Réseau Éducation Sans Frontière Rouen
Maison des Associations
22 bis rue Dumont d’Urville
76000 Rouen
resf76.rouen@orange.fr
facebook.com/RESF-76-Rouen-1987712778159794/

Joindre le réseau :
CGT Education : 02 35 58 88 36
FSU : - SNUipp 02 35 63 85 08
SNES 02 35 98 26 03
SGEN-CFDT : 02 32 08 33 40
SUD-Education : 02 35 89 89 83 /06 68 63 20 05

Numéro d’urgence : 06 68 63 20 05

-Permanences (accueil des familles) de 16 à 17h, les mercredis 18 décembre 2019, 8 et 22 janvier.
- Réunions du RESF 17 à 19h les mercredis 15 et 29 janvier.

Vous recevez la vingtième lettre du RESF Rouen.
Cette lettre est adressée régulièrement aux syndicats qui participent au réseau, charge à eux de la diffuser à leurs adhérents et aux établissements.

Le réseau a été créé il y a douze ans par des personnels, parents et élèves d’établissements scolaires, syndicats, associations.
Il regroupe des syndicats (CGT Education, FSU – SNEP, SNES, SNUEP, SNUipp, …-, SGEN-CFDT, SUD-Education), la FCPE, des associations (Ligue des Droits de l’Homme, …), des personnes.

Le RESF agit pour que les enfants, les jeunes, dont les parents n’ont pas de papier, puissent poursuivre leur scolarité et vivre sereinement en France comme les autres enfants de leur âge, pour les aider à faire régulariser leur situation et celle de leurs parents.
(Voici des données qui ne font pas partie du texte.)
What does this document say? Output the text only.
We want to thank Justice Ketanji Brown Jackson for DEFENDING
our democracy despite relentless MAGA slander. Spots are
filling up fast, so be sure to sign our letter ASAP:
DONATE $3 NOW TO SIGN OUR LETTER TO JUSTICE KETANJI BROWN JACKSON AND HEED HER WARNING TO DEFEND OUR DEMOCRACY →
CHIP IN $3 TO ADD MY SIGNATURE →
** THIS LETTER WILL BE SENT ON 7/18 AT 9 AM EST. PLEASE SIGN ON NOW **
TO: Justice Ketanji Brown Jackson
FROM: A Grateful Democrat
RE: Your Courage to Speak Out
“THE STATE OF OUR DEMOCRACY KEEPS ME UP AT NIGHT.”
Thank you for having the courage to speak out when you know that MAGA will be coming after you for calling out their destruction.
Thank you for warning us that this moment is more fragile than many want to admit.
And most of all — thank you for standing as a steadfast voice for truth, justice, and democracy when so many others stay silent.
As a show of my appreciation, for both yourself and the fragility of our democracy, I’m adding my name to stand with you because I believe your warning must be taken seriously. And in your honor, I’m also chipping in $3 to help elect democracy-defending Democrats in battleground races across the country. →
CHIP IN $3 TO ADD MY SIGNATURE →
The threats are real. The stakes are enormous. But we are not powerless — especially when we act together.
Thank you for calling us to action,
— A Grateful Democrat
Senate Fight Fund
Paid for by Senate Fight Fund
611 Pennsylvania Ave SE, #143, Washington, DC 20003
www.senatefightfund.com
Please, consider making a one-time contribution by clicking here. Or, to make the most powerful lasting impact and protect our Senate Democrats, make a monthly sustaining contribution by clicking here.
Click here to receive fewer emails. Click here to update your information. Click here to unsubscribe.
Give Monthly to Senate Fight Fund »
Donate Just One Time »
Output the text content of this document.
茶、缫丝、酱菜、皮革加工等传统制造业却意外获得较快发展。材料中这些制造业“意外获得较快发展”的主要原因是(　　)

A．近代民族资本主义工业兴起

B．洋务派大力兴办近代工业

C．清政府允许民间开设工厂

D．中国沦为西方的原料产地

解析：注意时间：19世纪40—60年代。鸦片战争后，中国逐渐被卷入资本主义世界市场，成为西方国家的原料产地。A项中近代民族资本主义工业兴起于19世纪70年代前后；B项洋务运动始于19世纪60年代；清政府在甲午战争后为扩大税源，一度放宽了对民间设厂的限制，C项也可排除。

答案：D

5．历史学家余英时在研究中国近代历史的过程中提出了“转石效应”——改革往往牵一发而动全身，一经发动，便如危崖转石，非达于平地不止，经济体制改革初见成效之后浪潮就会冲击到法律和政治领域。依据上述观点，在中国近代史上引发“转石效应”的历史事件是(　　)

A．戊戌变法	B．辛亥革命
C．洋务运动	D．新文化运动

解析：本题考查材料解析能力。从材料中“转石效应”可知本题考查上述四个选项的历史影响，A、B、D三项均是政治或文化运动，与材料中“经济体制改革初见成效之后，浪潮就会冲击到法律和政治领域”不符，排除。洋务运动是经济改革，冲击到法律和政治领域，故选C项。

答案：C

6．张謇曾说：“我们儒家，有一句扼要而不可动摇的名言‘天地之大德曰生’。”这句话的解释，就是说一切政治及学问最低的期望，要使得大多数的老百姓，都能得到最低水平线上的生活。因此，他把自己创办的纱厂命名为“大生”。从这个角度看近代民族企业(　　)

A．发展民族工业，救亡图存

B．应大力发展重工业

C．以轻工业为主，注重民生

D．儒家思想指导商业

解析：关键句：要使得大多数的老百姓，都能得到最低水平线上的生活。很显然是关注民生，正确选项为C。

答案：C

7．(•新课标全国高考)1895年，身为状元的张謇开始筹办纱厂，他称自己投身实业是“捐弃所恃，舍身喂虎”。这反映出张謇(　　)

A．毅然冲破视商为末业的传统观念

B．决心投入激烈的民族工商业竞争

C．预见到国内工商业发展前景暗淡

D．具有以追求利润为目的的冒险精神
Journée internationale des migrants
Mercredi 18 décembre 18h gare SNCF

Le Havre : mercredi 18 décembre à 18h à l’hôtel de ville :
« Égaux, égales, personne n’est illégal »
Nous, Collectifs de Sans-Papiers et MigrantEs, Syndicats, Associations, Collectifs de solidarité, États Généraux des Migrations, Marche des Solidarités appelons à des manifestations et rassemblements le 18 décembre, journée internationale des migrantEs.
Nous marcherons toutes et tous ensemble pour affirmer avec encore plus de vigueur : « Egaux, Egales, personne n’est illégal ».
Nous marcherons pour la ratification par la France de la « convention internationale sur la protection des droits de tous les travailleurs migrants et des membres de leur famille » adoptée par l’ONU le 18 décembre 1990 et qui vise à garantir l’égalité de traitement entre travailleurs et travailleuses françaisEs et immigréEs.
Nous marcherons pour stopper la montée des nationalismes, le développement du fascisme et de toutes les formes de racisme.
Nous marcherons en mémoire des dizaines de milliers de femmes, d’enfants et d’hommes mortEs sur les routes de la migration, victimes des frontières et des politiques meurtrières des gouvernements des pays les plus riches de la planète et de leurs complices.
Nous marcherons pour la liberté de circulation, pour la fin du système de Dublin, l’abandon de la Directive retour et la fermeture des centres de rétention.
Nous marcherons contre l’idée fausse que l’immigration crée du dumping social, pour la régularisation des sans-papiers et pour l’égalité des droits de toutes et tous.
Nous marcherons pour soutenir et amplifier les grèves et luttes des Sans-Papiers pour obtenir leur régularisation et la justice sociale.
A l’heure où le gouvernement annonce des mesures sans précédent : immigration « choisie », privation - pour les demandeurs d’asile - d’accès à la protection maladie pendant les trois premiers mois après le dépôt de leur demande, durcissement des conditions d’accès à l’Aide Médicale d’État (AME), nous marcherons pour affirmer que l’égalité ne se discute pas, elle doit être mise en œuvre, maintenant.
C’est la précarisation générale et la remise en cause des acquis sociaux par les politiques répressives et d’austérité menées par les gouvernements successifs, spécialement celui d’Emmanuel Macron, qui exacerbent les discours de haine, accroissent la pauvreté et le repli sur soi dans la population.
C’est en luttant ensemble que nous pourrons nous battre efficacement pour une société meilleure, solidaire et égalitaire.
Etats Généraux des Migrations de Rouen soutenus par : Association de Solidarité avec Tou-te-s les Immigrés Petit Quevilly, Centre abbé Pierre - Emmaüs d’Esteville, Collectif antiraciste -ASTI d’Elbeuf, Espoirs de femmes, Groupement des Éducateurs sans Frontière (GREF Normandie), Mouvement de la paix Rouen, Pastorale des Migrants, Réseau Éducation sans Frontières, Réseau Solidarité Migrants (RSM Rouen), Welcome....................... ….......….. Collectif des Libertés Fondamentales Association France Palestine Solidarité, CGT Union Départementale, Cimade, Collectif Droits des femmes, Décidons Rouen, Droit Au Logement, Ensemble !, Europe Ecologie Les Verts, FSU 76, GDS gauche démocratique et sociale, La France Insoumise, Ligue des Droits de l’homme - Rouen, Nouveau Parti Anticapitaliste, Parti Communiste Français, Parti de Gauche, Sgen-CFDT Haute Normandie, Union Syndicale Solidaires 76….....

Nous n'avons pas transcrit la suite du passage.